My issue with this book is essentially the only issue I had with Solace, which can be said “plot” or “pacing.” As literary fiction, there isn’t a real clear hero’s journey, and that’s okay. However, her character development and plot development are lopsided in the same way in Something Rising as in Solace. There is tremendous build-up (without, remember, a conventional (or as my friend would say it, modern, Western) plot. We don’t know what we’re asking or where we’re heading, exactly, we’re just getting to know the place and the characters and the circumstances) but then when it resolves, it does so entirely too quickly. Another way to say it: Kimmel is a bit of a tease with the more traditional elements of plot, especially romance. Last time I said that if she had added a few more scenes with the “romantic leads” along the way, the ending would have been much more satisfying. In Something Rising, sure, I would have loved more time and clues leading up to the two eventual romances, but my real complaint is in the sudden changes in Cassie, which I don’t feel are gradual enough. Pages before the end, she is still the same old Cassie in so many ways, enough that I, as a reader, want to challenge the changes that we do see. I don’t think Kimmel ushered us through the process of the change. The ending, again, is too abrupt, and since it’s literary fiction, we don’t get to hang out there much, if at all. Endings can only be implied in literary fiction, you can’t really look them straight in the face. Fine. But I have to believe what is cropping up obliquely and gradual change is key.

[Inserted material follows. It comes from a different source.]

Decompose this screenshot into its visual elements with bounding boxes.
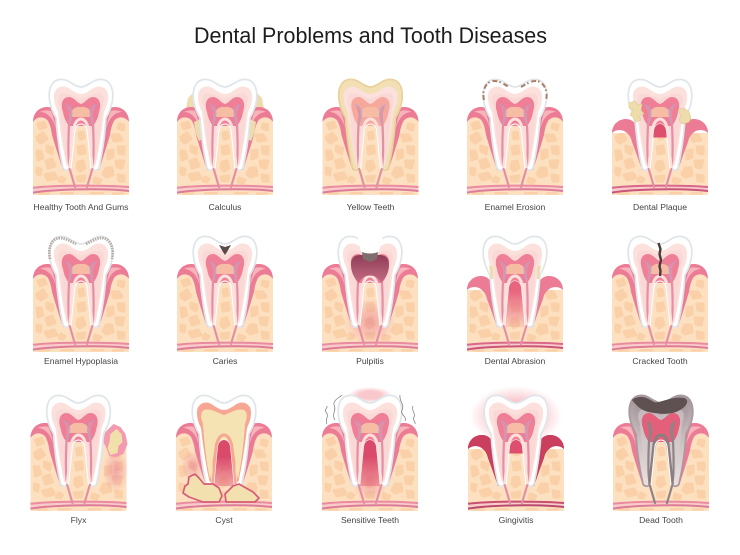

This might be the sort of thing you will feel if you read Something Rising (Light and Swift), so I am pre-empting your disappointment, but not to discourage you from reading it. Ultimately, I love Kimmel’s books and I really enjoyed Something Rising. If you do literary fiction, it’s a great book. I have yet to understand why Kimmel isn’t more well-known. As far as the genre goes, she is a bright light on the close-backwards horizon and I actually felt like I spent the last couple days in Indiana with Cassie, Puck, Emmy, Laura, etc, even though they aged more than ten years during the story. A recommended read.

QUOTES:

“…I didn’t know that the heart can make grave mistakes and that who you end up married to is largely a matter of accident and then you’re stuck with it forever…” (p51).

“An infinite number of props are necessary to shore up a serene family life, that’s what Laura would have said, and once Emmy’s parents, Mike and Diana, had gathered those props, they didn’t change them” (p66).

“Laura saw no good end. ‘I would have cared for you if the situation were reversed,’ she wrote. ‘I would have seen you through to the end. But to bargain for my life at your expense is untenable’” (p159).

“When you were little, and I think this is true of almost every mother of young children, I was less afraid that one of you would die than that we wouldn’t all be together” (p161).

“I am tired of flossing, of hand lotion, of the food pyramid. Years before I knew I was ill I had already felt every single morning, rising from bed, that I had to get up and do something about my corpse” (p164).

“Then there had been no limit to how far she could ride, not because she was stronger but because she thought differently” (p175).